緑、赤、黄色、そして白。それぞれで十個のシジルと呼ばれる図案化された紋章を描き、それによって魔力を視覚化、解呪するアルマデルの魔術。
礼を述べようと振り返ったセシリアであったが、フィオラは傍らのモニターにじっと見入ったままであった。
「……何をしているのですか」
「まだ終わりじゃないわ……気を抜かないで」
映し出されているのは、三つの回廊の象徴データ。
レシュ、ツァダイ、サメク。
「攻撃を受けたり結界が破られれば、あいつらは回廊を使って別の領域に逃げるわ……でも何処の回廊に行くのか……」
「隊列を、分けますか」
「バカ言わないで」
セシリアの言葉を、フィオラは容赦なく退けた。
三分の一の手勢になれば、間違いなく各個撃破の的になるだけだ。
頭脳の細胞を励起させ、フィオラは三つの回廊と領域の象徴を睨む。
<Iesod>の守護を司る大天使ガブリエル。そして月の象徴。
彼らはここで大きな失態を犯した。それ故こうして追われているのであり、呪術的にもここの敗北や失態を拭い去りたいと願うだろう。
フィオラの知る呪術概念の五行思想の中に、月の該当項目はない。
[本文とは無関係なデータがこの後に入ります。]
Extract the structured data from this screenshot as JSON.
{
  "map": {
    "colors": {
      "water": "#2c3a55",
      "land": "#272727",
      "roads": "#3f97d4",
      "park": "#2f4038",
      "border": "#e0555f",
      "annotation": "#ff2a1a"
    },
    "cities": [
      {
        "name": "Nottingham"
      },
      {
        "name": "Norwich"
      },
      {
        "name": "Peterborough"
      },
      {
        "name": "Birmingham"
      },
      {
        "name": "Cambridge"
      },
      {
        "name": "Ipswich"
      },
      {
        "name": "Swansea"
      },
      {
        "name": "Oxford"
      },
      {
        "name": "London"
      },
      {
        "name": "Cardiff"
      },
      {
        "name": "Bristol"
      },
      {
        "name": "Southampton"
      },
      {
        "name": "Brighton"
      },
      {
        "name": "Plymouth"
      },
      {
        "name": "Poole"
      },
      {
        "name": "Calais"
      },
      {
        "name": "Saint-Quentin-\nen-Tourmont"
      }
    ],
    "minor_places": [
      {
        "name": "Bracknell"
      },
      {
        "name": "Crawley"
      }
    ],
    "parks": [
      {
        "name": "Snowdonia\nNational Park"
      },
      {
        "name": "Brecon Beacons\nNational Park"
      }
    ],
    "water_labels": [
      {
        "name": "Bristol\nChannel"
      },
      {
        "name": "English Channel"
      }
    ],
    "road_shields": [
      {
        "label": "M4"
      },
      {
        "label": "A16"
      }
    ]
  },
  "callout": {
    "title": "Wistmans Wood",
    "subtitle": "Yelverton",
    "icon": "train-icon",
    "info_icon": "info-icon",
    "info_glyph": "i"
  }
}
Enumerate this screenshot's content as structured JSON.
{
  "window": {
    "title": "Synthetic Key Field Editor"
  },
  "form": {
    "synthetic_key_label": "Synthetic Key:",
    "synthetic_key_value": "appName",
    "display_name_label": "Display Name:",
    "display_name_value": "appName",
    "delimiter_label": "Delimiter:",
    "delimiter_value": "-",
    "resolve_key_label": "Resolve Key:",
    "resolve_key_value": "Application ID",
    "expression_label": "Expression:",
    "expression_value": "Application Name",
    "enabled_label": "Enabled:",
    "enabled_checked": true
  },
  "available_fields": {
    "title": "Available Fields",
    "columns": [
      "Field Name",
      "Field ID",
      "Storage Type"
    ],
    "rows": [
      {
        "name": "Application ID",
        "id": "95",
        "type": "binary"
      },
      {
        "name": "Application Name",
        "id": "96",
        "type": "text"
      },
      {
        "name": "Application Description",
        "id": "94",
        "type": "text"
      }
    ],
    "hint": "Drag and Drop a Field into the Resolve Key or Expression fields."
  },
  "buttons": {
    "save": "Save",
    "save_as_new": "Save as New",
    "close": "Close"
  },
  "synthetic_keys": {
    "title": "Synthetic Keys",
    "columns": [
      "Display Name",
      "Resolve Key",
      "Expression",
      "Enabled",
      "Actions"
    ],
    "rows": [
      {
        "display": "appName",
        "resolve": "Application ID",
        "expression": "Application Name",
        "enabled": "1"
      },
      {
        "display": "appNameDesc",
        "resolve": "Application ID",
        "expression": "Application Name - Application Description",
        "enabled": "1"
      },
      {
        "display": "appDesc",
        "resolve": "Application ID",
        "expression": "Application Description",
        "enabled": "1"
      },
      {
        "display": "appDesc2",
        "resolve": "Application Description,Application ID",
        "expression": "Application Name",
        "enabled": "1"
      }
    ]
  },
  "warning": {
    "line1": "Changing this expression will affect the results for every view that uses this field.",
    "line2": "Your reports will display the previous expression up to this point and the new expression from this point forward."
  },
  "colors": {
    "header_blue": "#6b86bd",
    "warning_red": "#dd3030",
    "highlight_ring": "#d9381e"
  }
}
けれども、月は夜の象徴。
ならば。
凝視する三つの回廊の一つに、フィオラの視線が注がれる。
「中将、目標転移予兆!」
「いずれかの象徴を展開していると思われます、回廊接続まであと50秒!」
「攻撃を続けなさい!」
強い口調で命じ、そして傍らのフィオラに振り返る。
じっと画面を見つめたまま動かないフィオラの背中に、苛立ちが募る。
だが、一体手がかりなどあるものだろうか。じりじりと炙られるような焦燥と重圧の中。
フィオラはとうとう、一つの答えをはじき出した。